Other complications reported include burns under the stimulating electrodes possibly due to stray electrode current, hemorrhagic or infectious complications related to invasive electrodes, and transient cardiac arrhythmia. The movement induced by the stimulation can cause traumatic injuries to neurovascular structures, mainly during microscopic manipulation, so, in these cases, efforts must be made to minimize movements by optimizing the stimulus parameters and using more selective montages. When the movements are unavoidable, careful communication and surgical field video will be crucial to coordinate the time of the stimulus with the surgical manipulation [21, 58, 60].

Relative contraindications include epilepsy, skull defects, pacemakers or other implanted bioelectric devices, intracranial vascular clips, or electrodes but the real risks are uncertain.
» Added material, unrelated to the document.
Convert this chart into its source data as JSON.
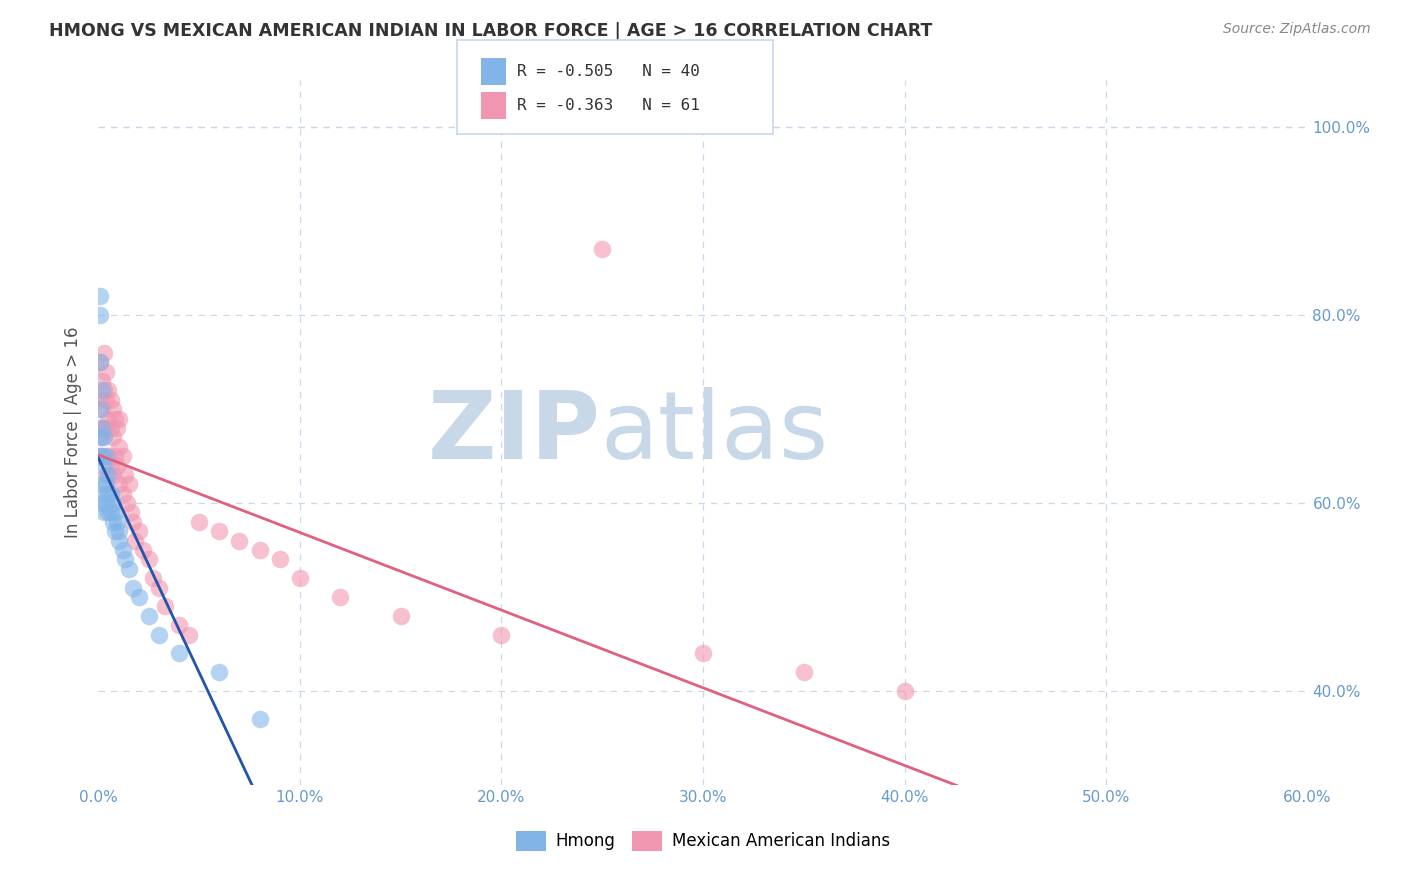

Moreover, patients with these conditions have had uneventful TES-MEP monitoring. Therefore, the benefits of MEP monitoring must be weighed against the potential risks in each patient [21, 23].

Conclusion

Despite the limitations regarding the quality of evidence and strength of the recommendations, MEP monitoring is strongly recommended by the main experts and medical societies. Proving a positive impact on outcome faces many challenges related to practical and ethical barriers to randomized and blind clinical trials. Furthermore, in most surgeries where the motor tract is threatened, it is much safer than risky to use intraoperative MEP monitoring techniques, provided it is conducted by qualified hands using the appropriate precautions. Therefore, it seems much more reasonable to use MEP monitoring than stay waiting for more robust evidence.